El comunicador Carlos Enrique Rubio Martínez vuelve a colocarse en el centro de una controversia judicial, tras avanzar un proceso penal por presunta difamación e injuria a través de medios digitales, que podría derivar en su extradición y comparecencia obligatoria ante los tribunales dominicanos.
La denuncia
La acción fue iniciada por el empresario Alejandro Felipe Mauad Astwood, quien depositó una denuncia formal ante la Fiscalía del Distrito Nacional acusando a Rubio de difundir publicaciones consideradas falsas, difamatorias e injuriosas en distintas plataformas digitales.
De acuerdo con la documentación presentada, Rubio habría realizado publicaciones en redes sociales vinculando a Mauad con supuestas influencias dentro del Ministerio de Obras Públicas y Comunicaciones (MOPC), así como con alegadas actuaciones irregulares relacionadas con contratistas del Estado.
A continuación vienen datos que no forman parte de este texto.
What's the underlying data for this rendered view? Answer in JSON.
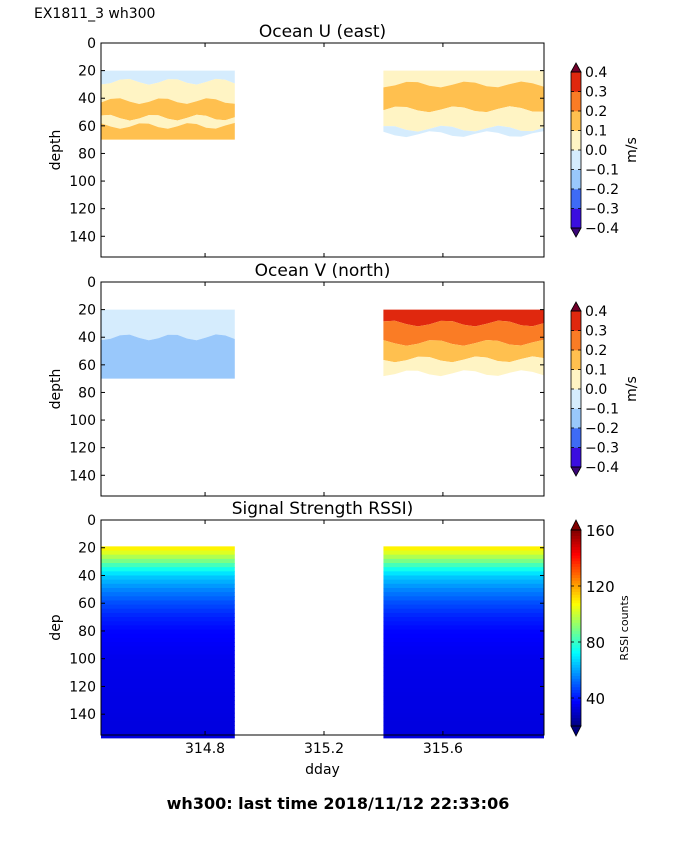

La denuncia sostiene que las acusaciones carecían de sustento y fueron difundidas públicamente con el objetivo de afectar la reputación y credibilidad del empresario.
Alcance de las publicaciones
El expediente señala que las publicaciones incluyeron referencias directas a la esposa de Mauad, acompañadas de fotografías e informaciones de carácter personal y familiar, ampliando el alcance de los señalamientos.
Los denunciantes afirman que las expresiones difundidas trascendieron el ámbito de la opinión y constituyeron imputaciones directas sobre presuntos actos de corrupción, tráfico de influencias y abuso de poder.
La denuncia fue presentada bajo los artículos 21 y 22 de la Ley 53-07 sobre Crímenes y Delitos de Alta Tecnología, que sancionan la difamación e injuria pública cometidas mediante medios electrónicos y plataformas digitales.
Dimensión internacional
El caso adquiere una dimensión adicional debido a que Rubio reside actualmente en el estado de Florida, Estados Unidos. Según los documentos relacionados con el proceso, el comunicador ha sido declarado en rebeldía, situación que ha llevado a las autoridades judiciales a evaluar los mecanismos legales disponibles para lograr su comparecencia ante la jurisdicción dominicana.
La posibilidad de activar procedimientos de extradición coloca este expediente entre los más relevantes en materia de delitos tecnológicos y responsabilidad por contenidos difundidos en redes sociales. Juristas consultados consideran que el proceso podría convertirse en una referencia para futuros casos de difamación digital y el alcance de la justicia dominicana frente a ciudadanos que operan desde el extranjero.
Debate sobre responsabilidad digital
Mientras el proceso continúa su curso, el caso vuelve a poner sobre la mesa el debate sobre la responsabilidad de quienes utilizan plataformas digitales para realizar acusaciones públicas sin sustento legal, y el impacto que estas pueden tener en la reputación de terceros.
De prosperar las actuaciones judiciales en marcha, Rubio tendría que responder ante la justicia dominicana por las imputaciones formuladas en su contra, en un expediente que sigue generando atención en los ámbitos jurídico, político y mediático del país.